Barang-barang teman-teman diangkut dan dikemas dalam bagasi Mobil, sebagian di dalam. Selsai acara packingnya kami siap untuk berangkat. Sebelumnya kami berpamitan pada pemilik penginapan dan membayar sisa uang sewa yang jauh hari sebelumnya sudah diberi uang muka. Perjalanan dan petualangan terakhir di Surabaya dilanjutkan kembali. Pertama kami menjeput dua dosen kami terlebih dahulu.

Perjalanan menuju Tanjung Perak hari ini sangat berbeda dengan perjalanan kemarin. Kali ini walupun jalan di Surabaya ramai dan macet, perjalanan tidak setegang dua hari sebelumnya. Tapi tetap saja gaya menyetir mobil si sopir masih kasar.

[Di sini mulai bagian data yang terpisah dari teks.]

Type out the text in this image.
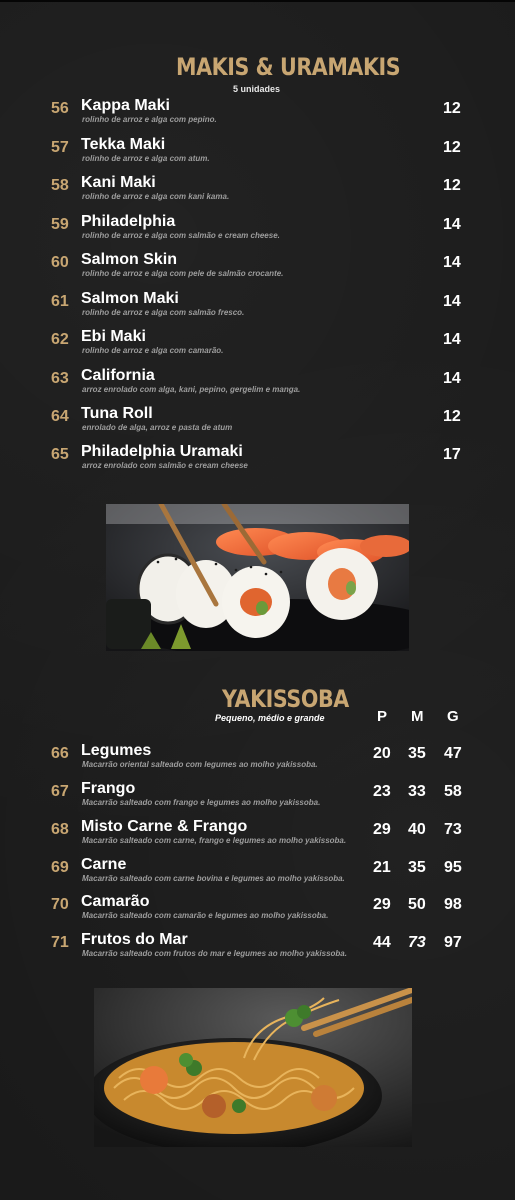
MAKIS & URAMAKIS
5 unidades
56 Kappa Maki
rolinho de arroz e alga com pepino.
12
57 Tekka Maki
rolinho de arroz e alga com atum.
12
58 Kani Maki
rolinho de arroz e alga com kani kama.
12
59 Philadelphia
rolinho de arroz e alga com salmão e cream cheese.
14
60 Salmon Skin
rolinho de arroz e alga com pele de salmão crocante.
14
61 Salmon Maki
rolinho de arroz e alga com salmão fresco.
14
62 Ebi Maki
rolinho de arroz e alga com camarão.
14
63 California
arroz enrolado com alga, kani, pepino, gergelim e manga.
14
64 Tuna Roll
enrolado de alga, arroz e pasta de atum
12
65 Philadelphia Uramaki
arroz enrolado com salmão e cream cheese
17
YAKISSOBA
Pequeno, médio e grande	P M G
66 Legumes
Macarrão oriental salteado com legumes ao molho yakissoba.
20 35 47
67 Frango
Macarrão salteado com frango e legumes ao molho yakissoba.
23 33 58
68 Misto Carne & Frango
Macarrão salteado com carne, frango e legumes ao molho yakissoba.
29 40 73
69 Carne
Macarrão salteado com carne bovina e legumes ao molho yakissoba.
21 35 95
70 Camarão
Macarrão salteado com camarão e legumes ao molho yakissoba.
29 50 98
71 Frutos do Mar
Macarrão salteado com frutos do mar e legumes ao molho yakissoba.
44 73 97
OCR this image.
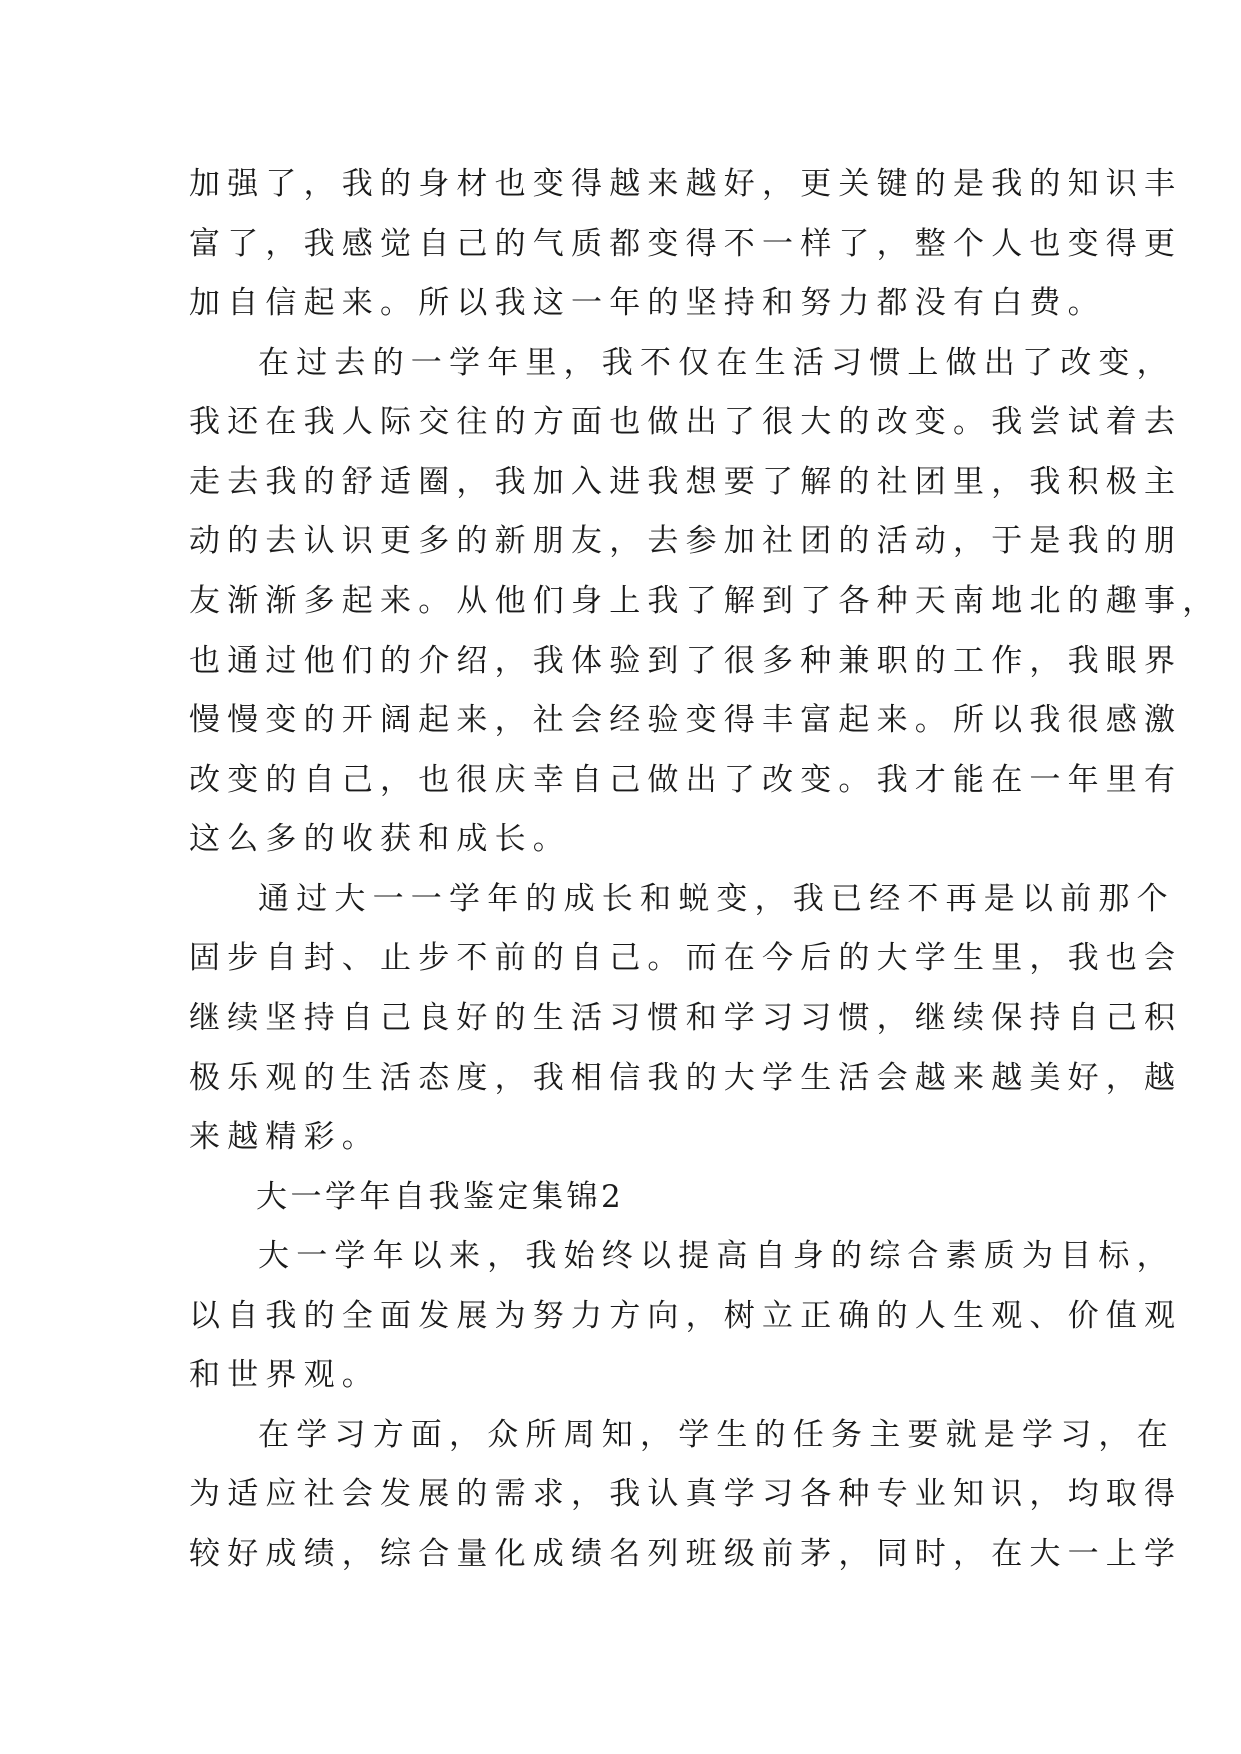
加强了，我的身材也变得越来越好，更关键的是我的知识丰
富了，我感觉自己的气质都变得不一样了，整个人也变得更
加自信起来。所以我这一年的坚持和努力都没有白费。
在过去的一学年里，我不仅在生活习惯上做出了改变，
我还在我人际交往的方面也做出了很大的改变。我尝试着去
走去我的舒适圈，我加入进我想要了解的社团里，我积极主
动的去认识更多的新朋友，去参加社团的活动，于是我的朋
友渐渐多起来。从他们身上我了解到了各种天南地北的趣事，
也通过他们的介绍，我体验到了很多种兼职的工作，我眼界
慢慢变的开阔起来，社会经验变得丰富起来。所以我很感激
改变的自己，也很庆幸自己做出了改变。我才能在一年里有
这么多的收获和成长。
通过大一一学年的成长和蜕变，我已经不再是以前那个
固步自封、止步不前的自己。而在今后的大学生里，我也会
继续坚持自己良好的生活习惯和学习习惯，继续保持自己积
极乐观的生活态度，我相信我的大学生活会越来越美好，越
来越精彩。
大一学年自我鉴定集锦2
大一学年以来，我始终以提高自身的综合素质为目标，
以自我的全面发展为努力方向，树立正确的人生观、价值观
和世界观。
在学习方面，众所周知，学生的任务主要就是学习，在
为适应社会发展的需求，我认真学习各种专业知识，均取得
较好成绩，综合量化成绩名列班级前茅，同时，在大一上学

Jalur menuju ke Tanjung Perak diantara teman-teman ada yang tahu, jadi tidak muter-muter seperti kemarin.

Cukup jauh perjalanan dari Ketintang (alamat penginapan kami) ke Tanjung Perak. Aku jadi teringat ketika masih berada di Bangkalan, Madura. Jalur menuju ke Pelabuhan sama seperti jalur yang kami lewati. Jam 08.00 kami sampai di depan gedung utama Pelabuhan Indonesia III.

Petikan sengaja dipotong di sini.